Fewer upkeep responsibilities
With no physical infrastructure, there’s no maintenance or upkeep for businesses. Businesses aren’t responsible for maintenance or upgrading software either; this includes updating security. Providers operate on a large scale, which means they have a large pool of available resources to protect and maintain data for their customers.
A backup system
Small businesses don’t have to worry about having their data or servers wiped out in a natural disaster or damaged by human error since nothing is saved on physical computers.

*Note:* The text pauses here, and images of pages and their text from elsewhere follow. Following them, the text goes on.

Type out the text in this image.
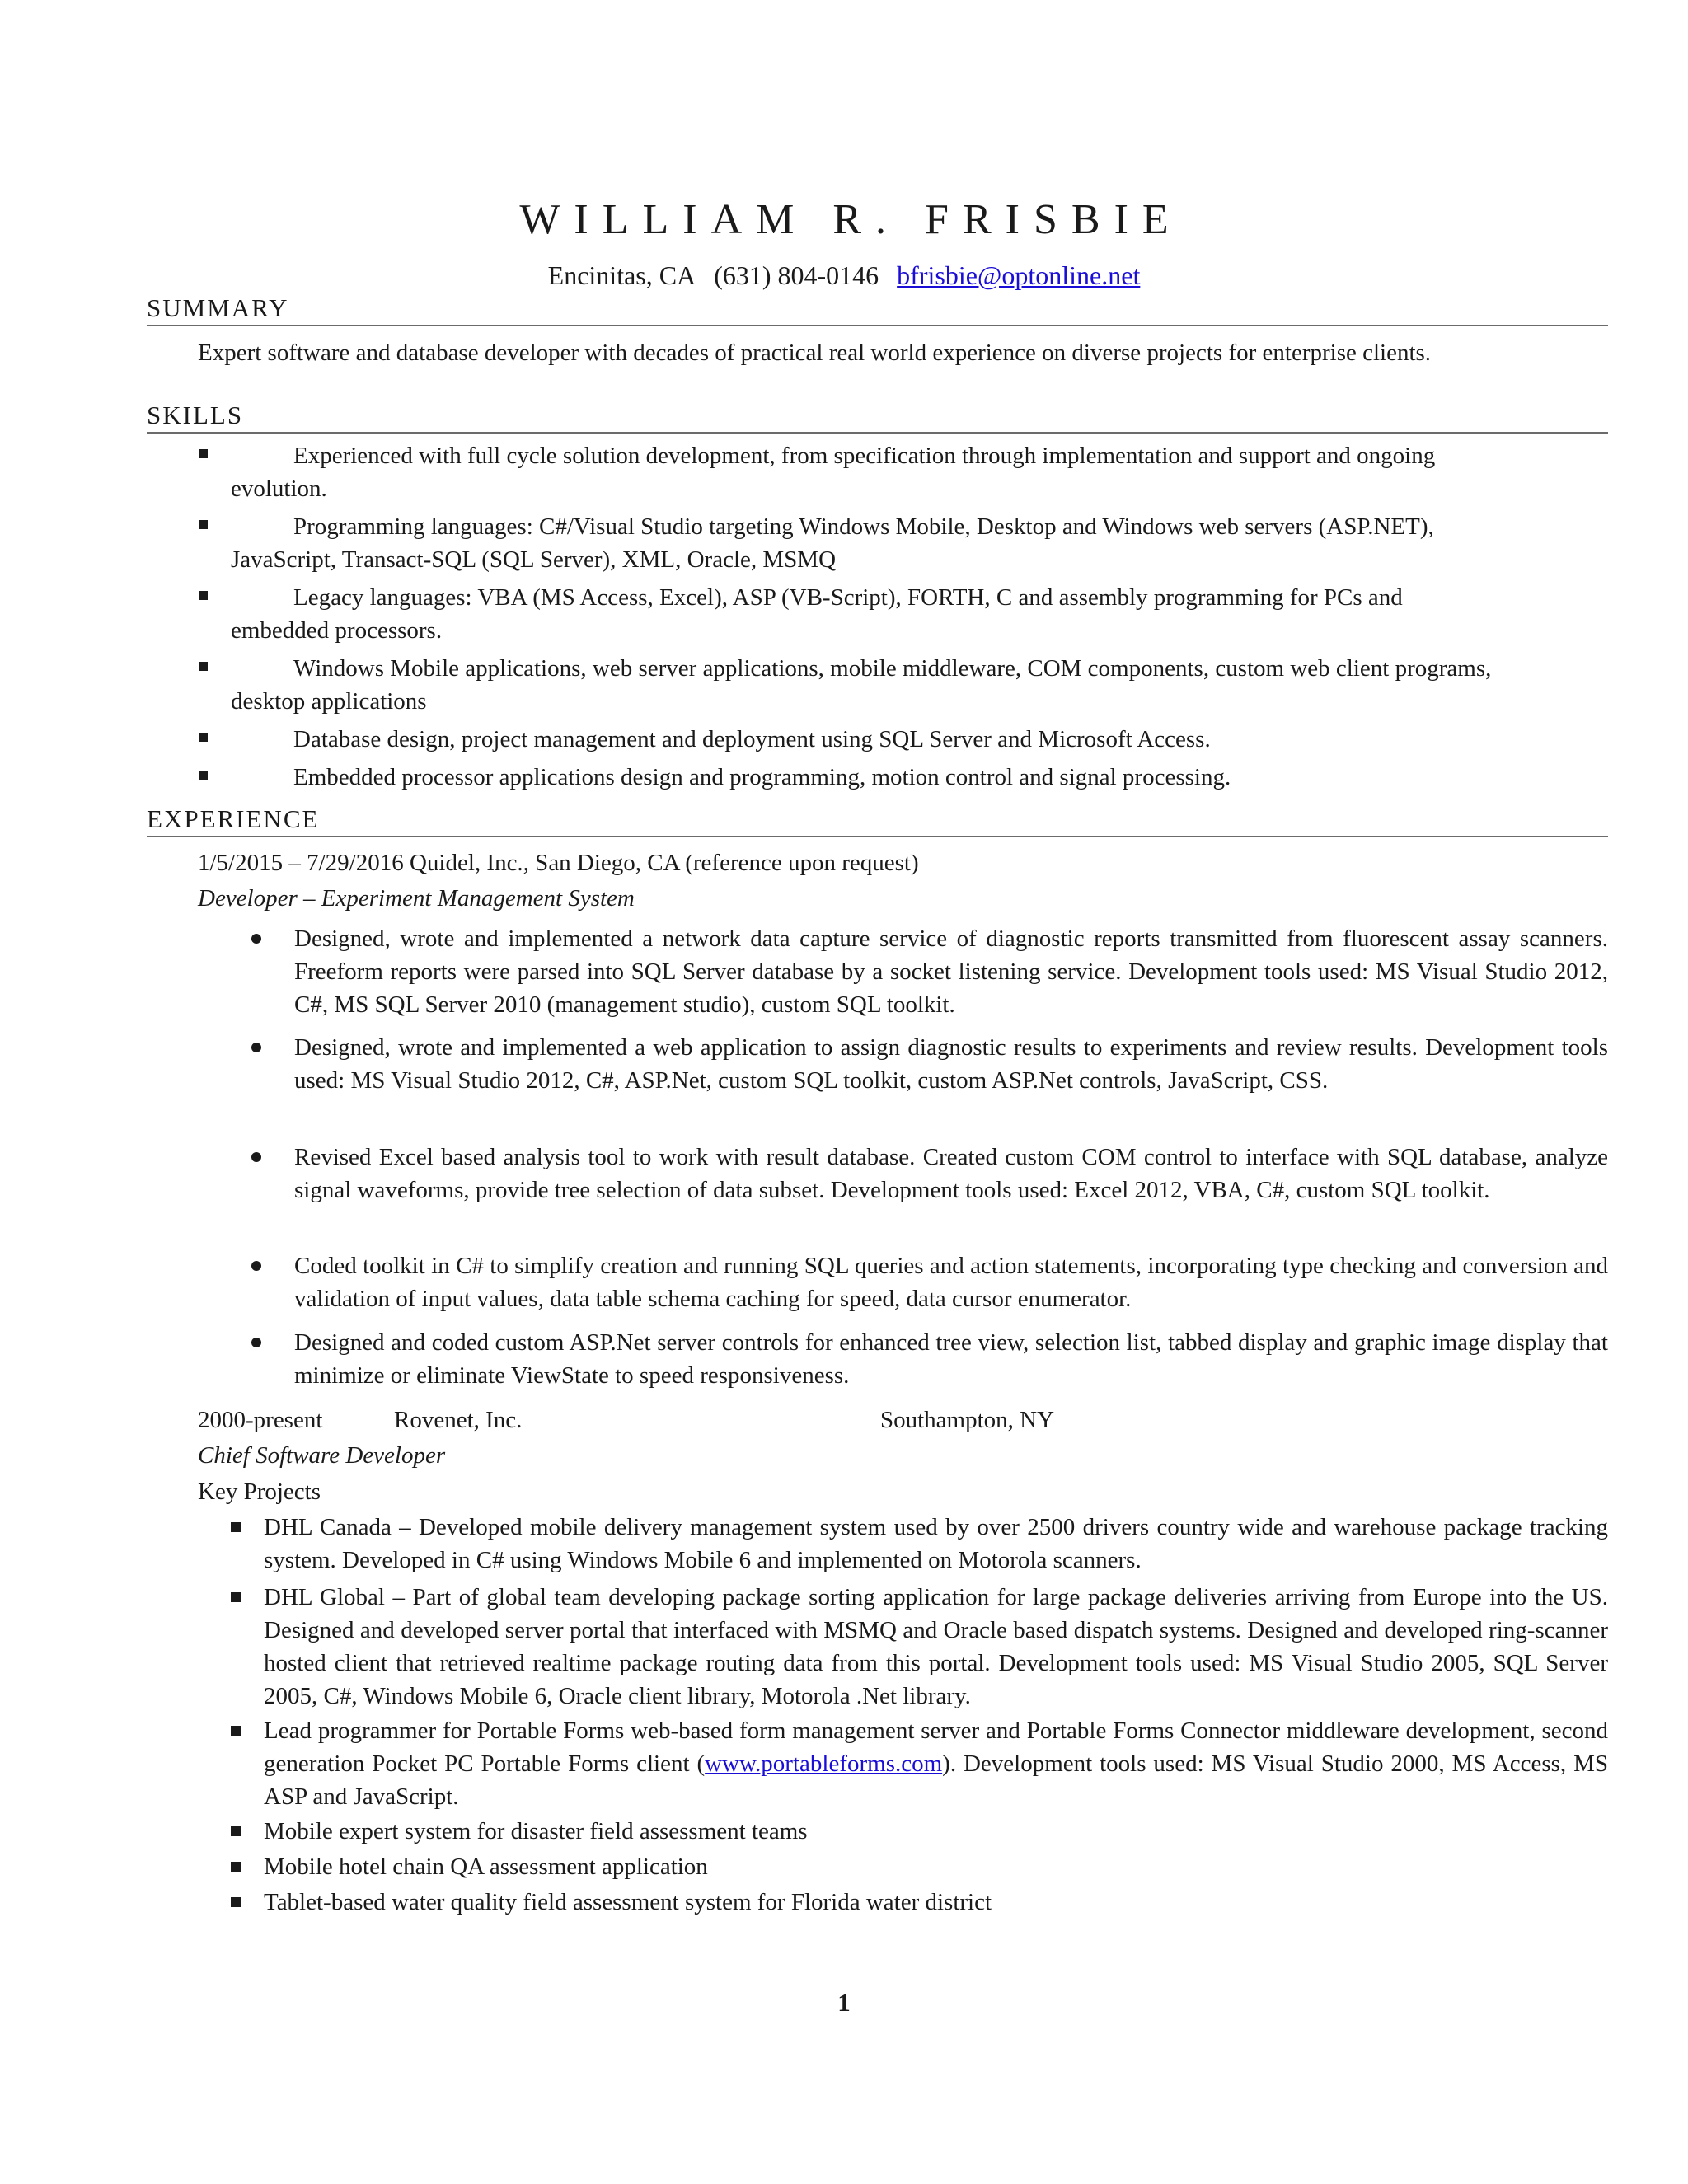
WILLIAM R. FRISBIE
Encinitas, CA (631) 804-0146 bfrisbie@optonline.net
SUMMARY
Expert software and database developer with decades of practical real world experience on diverse projects for enterprise clients.
SKILLS
Experienced with full cycle solution development, from specification through implementation and support and ongoing
evolution.
Programming languages: C#/Visual Studio targeting Windows Mobile, Desktop and Windows web servers (ASP.NET),
JavaScript, Transact-SQL (SQL Server), XML, Oracle, MSMQ
Legacy languages: VBA (MS Access, Excel), ASP (VB-Script), FORTH, C and assembly programming for PCs and
embedded processors.
Windows Mobile applications, web server applications, mobile middleware, COM components, custom web client programs,
desktop applications
Database design, project management and deployment using SQL Server and Microsoft Access.
Embedded processor applications design and programming, motion control and signal processing.
EXPERIENCE
1/5/2015 – 7/29/2016 Quidel, Inc., San Diego, CA (reference upon request)
Developer – Experiment Management System
Designed, wrote and implemented a network data capture service of diagnostic reports transmitted from fluorescent assay scanners. Freeform reports were parsed into SQL Server database by a socket listening service. Development tools used: MS Visual Studio 2012, C#, MS SQL Server 2010 (management studio), custom SQL toolkit.
Designed, wrote and implemented a web application to assign diagnostic results to experiments and review results. Development tools used: MS Visual Studio 2012, C#, ASP.Net, custom SQL toolkit, custom ASP.Net controls, JavaScript, CSS.
Revised Excel based analysis tool to work with result database. Created custom COM control to interface with SQL database, analyze signal waveforms, provide tree selection of data subset. Development tools used: Excel 2012, VBA, C#, custom SQL toolkit.
Coded toolkit in C# to simplify creation and running SQL queries and action statements, incorporating type checking and conversion and validation of input values, data table schema caching for speed, data cursor enumerator.
Designed and coded custom ASP.Net server controls for enhanced tree view, selection list, tabbed display and graphic image display that minimize or eliminate ViewState to speed responsiveness.
2000-present	Rovenet, Inc.	Southampton, NY
Chief Software Developer
Key Projects
DHL Canada – Developed mobile delivery management system used by over 2500 drivers country wide and warehouse package tracking system. Developed in C# using Windows Mobile 6 and implemented on Motorola scanners.
DHL Global – Part of global team developing package sorting application for large package deliveries arriving from Europe into the US. Designed and developed server portal that interfaced with MSMQ and Oracle based dispatch systems. Designed and developed ring-scanner hosted client that retrieved realtime package routing data from this portal. Development tools used: MS Visual Studio 2005, SQL Server 2005, C#, Windows Mobile 6, Oracle client library, Motorola .Net library.
Lead programmer for Portable Forms web-based form management server and Portable Forms Connector middleware development, second generation Pocket PC Portable Forms client (www.portableforms.com). Development tools used: MS Visual Studio 2000, MS Access, MS ASP and JavaScript.
Mobile expert system for disaster field assessment teams
Mobile hotel chain QA assessment application
Tablet-based water quality field assessment system for Florida water district
1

For further peace of mind, many cloud services store data in multiple locations so that if something happens at one of these storage hubs, your data lives somewhere else as well.
Future of the Cloud
The “intergalactic computer network” once proposed by early cloud innovators is now treated as a utility — just like water, electricity and gas. It’s a business resource that’s not going away. Current trends include:
- The cloud’s flexibility is guiding the direction of small businesses. More and more small businesses are embracing the move toward cloud computing because it’s now accessible and affordable. It also encourages flexibility and mobility for employees.
- Businesses are currently finding the cloud most useful to use in a hybrid form — one foot in the cloud, one foot on the ground. Though trends indicate we’ll continue moving toward a majority cloud business world.
- Though cloud security was initially a concern, it’s now safer to keep data in the cloud than it is to keep it on your desktop.
- Businesses can future proof by moving infrastructure off-site and handing over the reigns of maintenance and upkeep to larger, more-resource heavy cloud computing companies.
Making the most of this new computing resource means knowing what it is, where it comes from and how it can benefit your bottom line.